Attraversa la strada e liberati della cupa demagogia, Europa
Macron, come la Thatcher, ha detto a un giovane quel che deve fare. E a tutti quanti come liberarsi dai totem populisti
Tutti a sfruculiare Macron perché a un giovane che in strada gli ha detto avvilito la brutta fine che fanno i curriculum inviati alle imprese ha risposto che nella ristorazione e in altre attività produttive è pieno di imprenditori che cercano lavoratori, “se attraverso la strada le trovo un posto, via, si dia da fare”. L’uomo è fatto così, gentile, frizzante, ma indisponibile alla demagogia nella sua forma più diffusa e più indifferente ai fatti, cioè la cultura del piagnisteo. Il vittimismo non gli piace, sospetta l’elemento gallico di essere refrattario ai cambiamenti, alle riforme, e lo dice incurante della minima cautela, prende di petto tutto quello che sa di risentimento convenzionale contro la società e le leggi dell’economia, conta di risolvere le questioni serie con le misure riformiste ma poi, come fece la Thatcher quando disse che per trovare lavoro bisognava inforcare la bicicletta o prendere un aereo, il mondo è pieno di posti di lavoro in attesa di essere occupati, sbotta contro la cupa e autolesionista disfatta delle energie e delle coscienze, che è un tratto orripilante dell’umor nero contemporaneo.

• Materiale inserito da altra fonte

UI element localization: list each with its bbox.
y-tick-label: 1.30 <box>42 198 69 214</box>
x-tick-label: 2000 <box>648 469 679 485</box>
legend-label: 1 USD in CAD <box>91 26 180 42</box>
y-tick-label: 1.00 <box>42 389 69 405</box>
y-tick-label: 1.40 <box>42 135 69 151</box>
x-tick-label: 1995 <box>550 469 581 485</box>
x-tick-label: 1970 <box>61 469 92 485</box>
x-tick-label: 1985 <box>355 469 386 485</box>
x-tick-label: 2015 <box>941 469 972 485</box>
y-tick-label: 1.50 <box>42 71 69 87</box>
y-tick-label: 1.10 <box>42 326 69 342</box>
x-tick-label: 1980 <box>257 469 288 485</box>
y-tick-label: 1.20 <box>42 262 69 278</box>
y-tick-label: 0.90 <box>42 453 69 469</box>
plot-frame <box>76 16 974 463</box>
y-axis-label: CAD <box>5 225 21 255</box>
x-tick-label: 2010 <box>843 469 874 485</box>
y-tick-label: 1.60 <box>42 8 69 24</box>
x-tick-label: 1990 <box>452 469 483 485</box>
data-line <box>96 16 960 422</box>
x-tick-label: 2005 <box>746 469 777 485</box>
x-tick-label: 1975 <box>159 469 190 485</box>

Non si è fatto ingannare in principio dall’ottimismo e dalla faciloneria, da subito ha detto ai francesi che per liberare forze e attitudini occorre anche proteggere, sa quanto conti lo stato nel cuore statuale della centralizzazione e del colbertismo, e al suo paese e all’Europa ripete che il proteggere non è antiliberale, un quantum di welfare e di socialdemocrazia è incistato ormai nella storia, e con ragione, però non basta piangersi addosso, e liberarsi è giusto, un politico di movimento e di stato con la testa sulle spalle non può inseguire i feticci cupi delle masse per come i profeti della loro ribellione le rappresentano. Inoltre, ha un certo rispetto per i dati. Si sa anche da noi che ci sono e sono molti gli imprenditori in cerca di gente che lavori, e non la trovano, ma è d’uso comune credere come in un totem diabolico, in un fenomeno oscuro da esorcizzare, nelle stime sulla disoccupazione giovanile, la prova di un passato che non passa (l’arretratezza del sud e delle periferie) e di un futuro minaccioso (le tecnologie mangialavoro). Eppure le fortune dei demagoghi si costruiscono proprio su questi totem, l’immigrazione in Italia è calata del settantacinque per cento, in Europa del cinquanta per cento, ma è sull’ideologia della lotta allo straniero, della caccia al negher protagonista del grande rimpiazzo, che boss novissimi e vecchissimi bulli costruiscono le loro fortune elettorali.
Dire “attraverso la strada e ti trovo un lavoro” a un giovane che si lamenta è eccelso e anche eccessivo, se vogliamo, espone chi lo dice, specie se è il capo del sistema di decisione politica, a ironie e riprovazioni e ritorsioni già belle e fatte, già pronte per l’uso. Ma è un atto di coraggio e di verità. Può essere che sbagli, ma insisto: coraggio e verità contro le falsificazioni e la paura, è una linea senza alternative, bisogna non temere la riprovazione sociale usuale ed essere spavaldi, certo in un quadro in cui qualcosa si fa, e di importante, per proteggere, appunto, e per offrire garanzie e sicurezze. Il riformismo liberale del nostro tempo ha molte cose da rivedere, molte premesse da verificare di bel nuovo, molte correzioni alle sue tecniche da apportare, ma alla fine è questo, è un ottimismo filosofico e retorico suffragato da fatti e intenzioni e decisioni. Senza i fatti e il bagno di realtà non si combina nulla, ma con la cultura del piagnisteo, che è arrivata ad assumere le proporzioni gigantesche di un orco, e sta distruggendo ogni fiducia e ogni slancio, non si arriva ad alcuna conclusione positiva, si lascia il campo a orde di piagnoni capitanate dai praticoni della “democrazia illiberale”.